Abstract:
A method and apparatus for the automatic control of oxidative treatment of material with chlorine dioxide. The method and apparatus of the invention automatically adjust the amount of chlorine dioxide applied to the system being treated by a multiple feed-back loop system to provide adequate oxidative treatment while avoiding overfeed or underfeed conditions.

Description:
This invention relates to a method and apparatus for controlling the rate at which chlorine dioxide is generated, wherein the method and apparatus are responsive to the needs of the system for treatment with chlorine dioxide. 

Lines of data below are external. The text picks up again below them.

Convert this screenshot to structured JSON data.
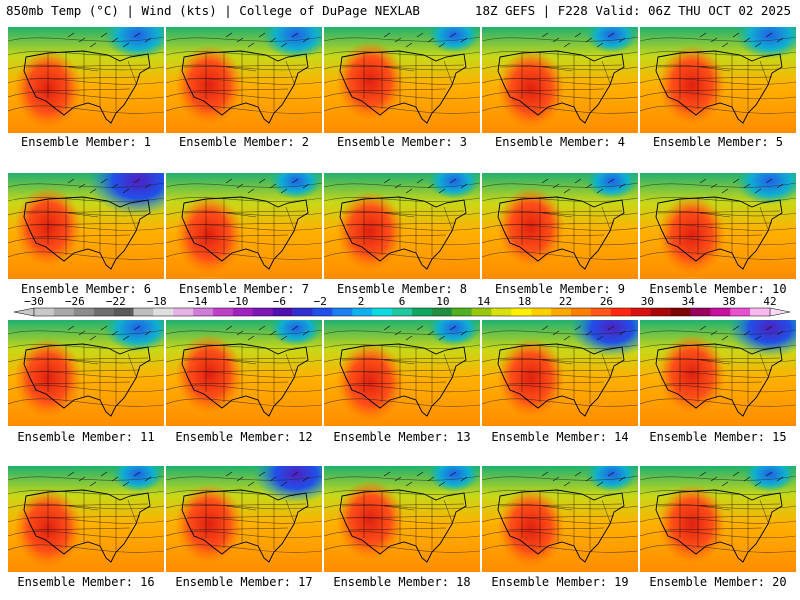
{
  "header": {
    "left": "850mb Temp (°C) | Wind (kts) | College of DuPage NEXLAB",
    "right": "18Z GEFS | F228 Valid: 06Z THU OCT 02 2025"
  },
  "member_label_prefix": "Ensemble Member: ",
  "members": [
    {
      "n": "1",
      "cold": 2
    },
    {
      "n": "2",
      "cold": 2
    },
    {
      "n": "3",
      "cold": 1
    },
    {
      "n": "4",
      "cold": 1
    },
    {
      "n": "5",
      "cold": 2
    },
    {
      "n": "6",
      "cold": 4
    },
    {
      "n": "7",
      "cold": 1
    },
    {
      "n": "8",
      "cold": 1
    },
    {
      "n": "9",
      "cold": 1
    },
    {
      "n": "10",
      "cold": 2
    },
    {
      "n": "11",
      "cold": 2
    },
    {
      "n": "12",
      "cold": 1
    },
    {
      "n": "13",
      "cold": 1
    },
    {
      "n": "14",
      "cold": 3
    },
    {
      "n": "15",
      "cold": 3
    },
    {
      "n": "16",
      "cold": 1
    },
    {
      "n": "17",
      "cold": 3
    },
    {
      "n": "18",
      "cold": 1
    },
    {
      "n": "19",
      "cold": 1
    },
    {
      "n": "20",
      "cold": 1
    }
  ],
  "colorbar": {
    "min": -30,
    "max": 42,
    "step": 2,
    "tick_labels": [
      "−30",
      "−26",
      "−22",
      "−18",
      "−14",
      "−10",
      "−6",
      "−2",
      "2",
      "6",
      "10",
      "14",
      "18",
      "22",
      "26",
      "30",
      "34",
      "38",
      "42"
    ],
    "colors": [
      "#c8c8c8",
      "#a9a9a9",
      "#8c8c8c",
      "#707070",
      "#5a5a5a",
      "#bcbcbc",
      "#e0e0e0",
      "#e6b3e6",
      "#d07cd8",
      "#c040c8",
      "#a020c0",
      "#7a18b8",
      "#5010b0",
      "#3030d0",
      "#2050e8",
      "#1a80f0",
      "#10b0f0",
      "#10d8e0",
      "#20c8a0",
      "#10a860",
      "#209040",
      "#50b020",
      "#98c810",
      "#d8e010",
      "#fff000",
      "#ffd000",
      "#ffa800",
      "#ff8000",
      "#ff5818",
      "#ff2810",
      "#d81010",
      "#a80808",
      "#800008",
      "#980060",
      "#c8109c",
      "#e850d0",
      "#f8b8f0"
    ]
  }
}
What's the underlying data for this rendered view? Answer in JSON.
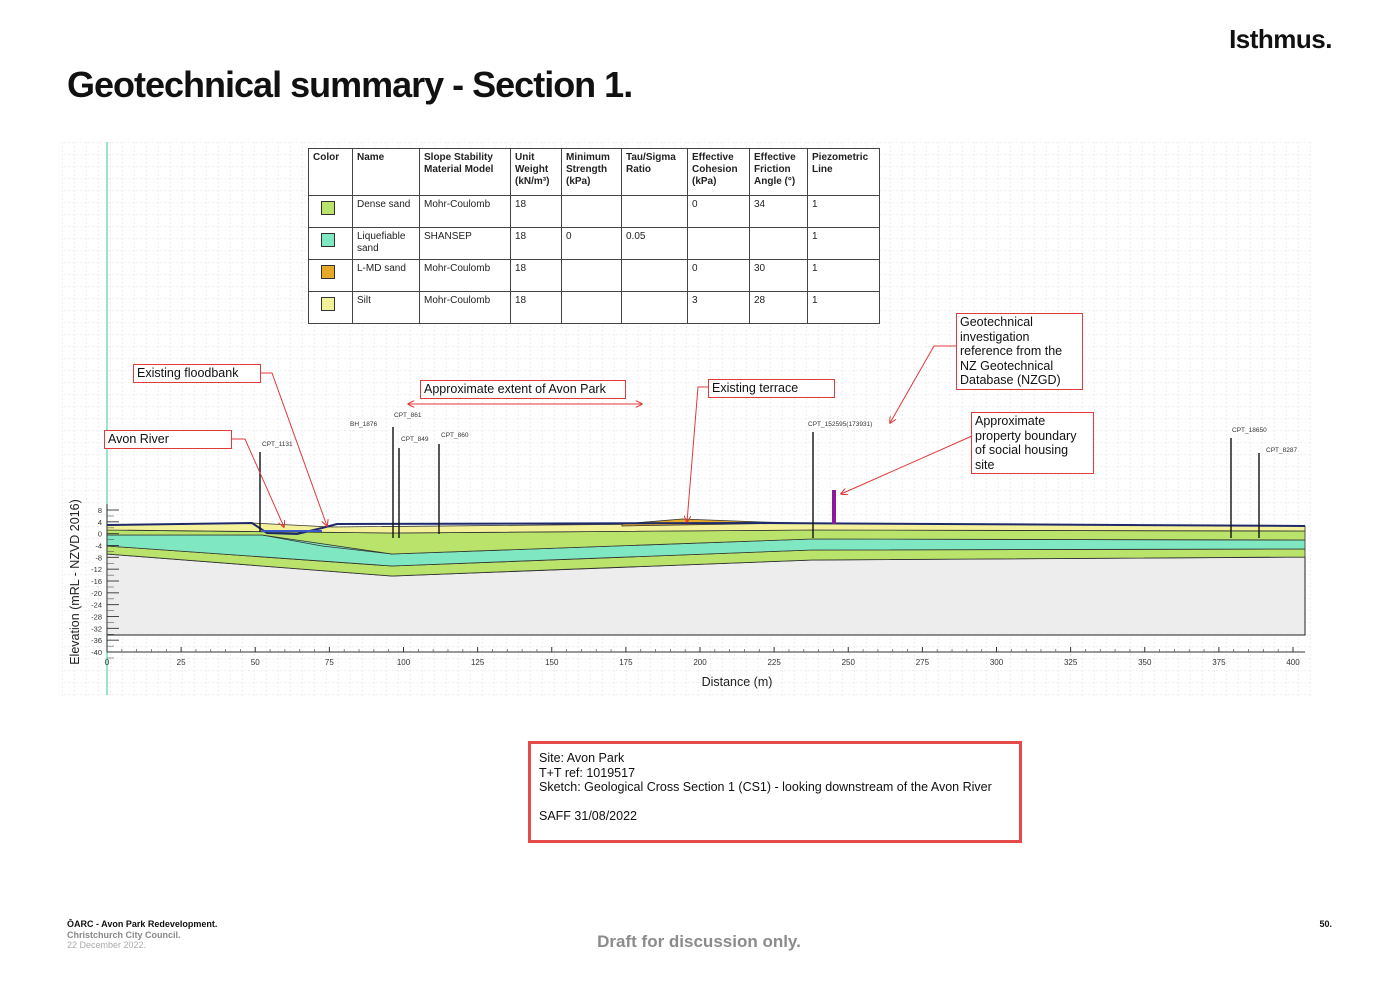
{
  "header": {
    "brand": "Isthmus.",
    "title": "Geotechnical summary - Section 1."
  },
  "material_table": {
    "columns": [
      "Color",
      "Name",
      "Slope Stability Material Model",
      "Unit Weight (kN/m³)",
      "Minimum Strength (kPa)",
      "Tau/Sigma Ratio",
      "Effective Cohesion (kPa)",
      "Effective Friction Angle (°)",
      "Piezometric Line"
    ],
    "rows": [
      {
        "color": "#b9e36a",
        "name": "Dense sand",
        "model": "Mohr-Coulomb",
        "unit_weight": "18",
        "min_strength": "",
        "tau_sigma": "",
        "cohesion": "0",
        "friction": "34",
        "piezo": "1"
      },
      {
        "color": "#7fe8c2",
        "name": "Liquefiable sand",
        "model": "SHANSEP",
        "unit_weight": "18",
        "min_strength": "0",
        "tau_sigma": "0.05",
        "cohesion": "",
        "friction": "",
        "piezo": "1"
      },
      {
        "color": "#e6a92a",
        "name": "L-MD sand",
        "model": "Mohr-Coulomb",
        "unit_weight": "18",
        "min_strength": "",
        "tau_sigma": "",
        "cohesion": "0",
        "friction": "30",
        "piezo": "1"
      },
      {
        "color": "#f3f29a",
        "name": "Silt",
        "model": "Mohr-Coulomb",
        "unit_weight": "18",
        "min_strength": "",
        "tau_sigma": "",
        "cohesion": "3",
        "friction": "28",
        "piezo": "1"
      }
    ]
  },
  "callouts": {
    "floodbank": "Existing floodbank",
    "river": "Avon River",
    "park_extent": "Approximate extent of Avon Park",
    "terrace": "Existing terrace",
    "nzgd": "Geotechnical investigation reference from the NZ Geotechnical Database (NZGD)",
    "boundary": "Approximate property boundary of social housing site"
  },
  "investigations": [
    "CPT_1131",
    "BH_1876",
    "CPT_861",
    "CPT_849",
    "CPT_860",
    "CPT_152595(173931)",
    "CPT_18650",
    "CPT_8287"
  ],
  "axes": {
    "xlabel": "Distance (m)",
    "ylabel": "Elevation (mRL - NZVD 2016)",
    "xticks": [
      "0",
      "25",
      "50",
      "75",
      "100",
      "125",
      "150",
      "175",
      "200",
      "225",
      "250",
      "275",
      "300",
      "325",
      "350",
      "375",
      "400"
    ],
    "yticks": [
      "8",
      "4",
      "0",
      "-4",
      "-8",
      "-12",
      "-16",
      "-20",
      "-24",
      "-28",
      "-32",
      "-36",
      "-40"
    ]
  },
  "info": {
    "site": "Site: Avon Park",
    "ref": "T+T ref: 1019517",
    "sketch": "Sketch: Geological Cross Section 1 (CS1) - looking downstream of the Avon River",
    "saff": "SAFF 31/08/2022"
  },
  "footer": {
    "project": "ŌARC - Avon Park Redevelopment.",
    "client": "Christchurch City Council.",
    "date": "22 December 2022.",
    "draft": "Draft for discussion only.",
    "page": "50."
  },
  "colors": {
    "dense_sand": "#b9e36a",
    "liquefiable_sand": "#7fe8c2",
    "lmd_sand": "#e6a92a",
    "silt": "#f3f29a",
    "base": "#ededed",
    "callout_border": "#e03a3a",
    "boundary_marker": "#8a1a9a"
  }
}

     BACKGROUND OF THE INVENTION 
     Chlorine dioxide has long been recognized as an oxidizing treatment having great utility in a variety of applications. Chlorine dioxide is used in the paper industry as a bleaching agent for paper pulp, in the water and waste treatment industry as a biocide for bacteria, algae and various water-borne microorganisms, in the fat rendering and tallow industry as both a biocide and bleaching agent, and generally as an oxidant useful in destroying certain organic materials, such as phenols. In whatever application chlorine dioxide is used, the need for treatment is likely to fluctuate depending on variations in the amount of material being treated, the degree of pollution or contamination of the material, the degree of bleaching required, and so forth. 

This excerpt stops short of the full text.